Brasília – O ministro da Saúde, Alexandre Padilha, declarou neste sábado (3) que a ação militar dos Estados Unidos contra a Venezuela provoca impactos diretos no Sistema Único de Saúde (SUS) nos estados brasileiros que fazem fronteira com o país vizinho, como Amazonas e Roraima.

Em publicações na rede X (antigo Twitter), Padilha repudiou o bombardeio norte-americano, afirmando que “guerra mata civis, destrói serviços de saúde e impede o cuidado às pessoas”. Segundo o ministro, quando o conflito ocorre em nação limítrofe, as consequências para a população brasileira e para o SUS são “múltiplas”.

Padilha criticou ainda a suspensão, pelos Estados Unidos, dos repasses destinados à Operação Acolhida, programa criado em 2018 pelo governo brasileiro para atender refugiados e migrantes venezuelanos.

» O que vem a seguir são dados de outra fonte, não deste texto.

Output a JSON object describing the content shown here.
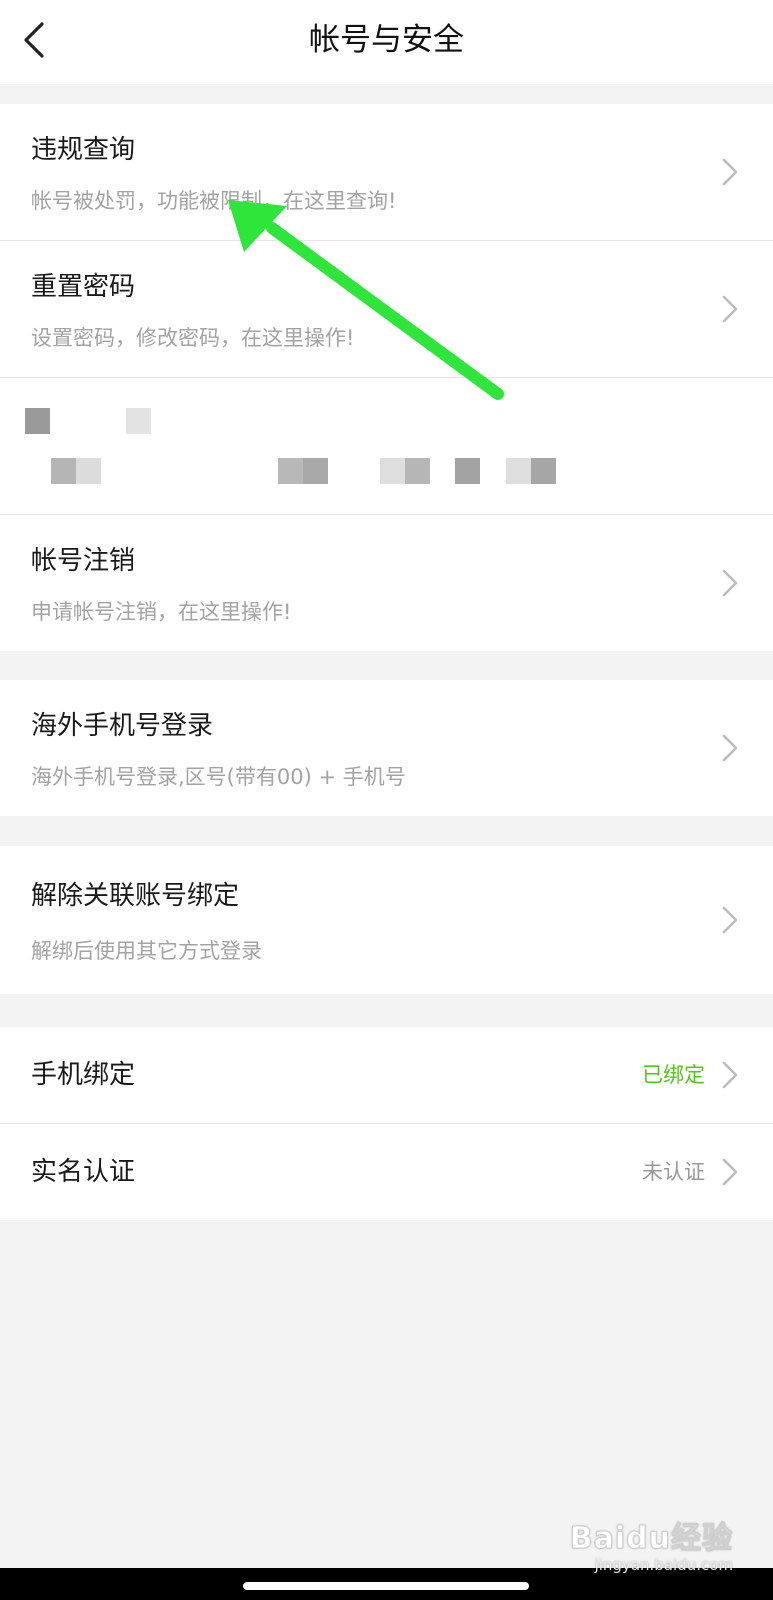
{
  "header": {
    "title": "帐号与安全",
    "back_icon": "chevron-left-icon"
  },
  "group_account": {
    "items": [
      {
        "title": "违规查询",
        "subtitle": "帐号被处罚，功能被限制，在这里查询!"
      },
      {
        "title": "重置密码",
        "subtitle": "设置密码，修改密码，在这里操作!"
      },
      {
        "redacted": true
      },
      {
        "title": "帐号注销",
        "subtitle": "申请帐号注销，在这里操作!"
      }
    ]
  },
  "group_overseas": {
    "title": "海外手机号登录",
    "subtitle": "海外手机号登录,区号(带有00) + 手机号"
  },
  "group_unbind": {
    "title": "解除关联账号绑定",
    "subtitle": "解绑后使用其它方式登录"
  },
  "group_binding": {
    "items": [
      {
        "title": "手机绑定",
        "value": "已绑定",
        "value_color": "#52c41a"
      },
      {
        "title": "实名认证",
        "value": "未认证",
        "value_color": "#999999"
      }
    ]
  },
  "colors": {
    "annotation_arrow": "#2ee53a",
    "background": "#f3f3f3",
    "chevron": "#bdbdbd"
  },
  "watermark": {
    "logo": "Baidu经验",
    "url": "jingyan.baidu.com"
  }
}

De acordo com ele, a interrupção do financiamento exigiu maior aporte de recursos e de profissionais por parte do Ministério da Saúde, inclusive em áreas indígenas, por meio da chamada Agência do SUS.

O titular da pasta informou que, desde o início dos ataques norte-americanos, a Agência SUS – responsável por apoio operacional a ações de atenção primária e de saúde indígena – foi acionada, e a Força Nacional do SUS permanece em alerta para situações em que a capacidade local de resposta esteja esgotada.

A operação militar dos Estados Unidos começou por volta de setembro de 2025, durante o governo Donald Trump, sob o argumento de combater o narcotráfico na Venezuela. Na manhã deste sábado, tropas norte-americanas bombardearam o país e capturaram o presidente Nicolás Maduro.

A manifestação de Padilha antecedeu o posicionamento oficial do presidente Luiz Inácio Lula da Silva (PT), que também condenou os ataques, classificando a ação como “inaceitável”. Diante da crise, o governo convocou uma reunião de emergência com ministros em Brasília.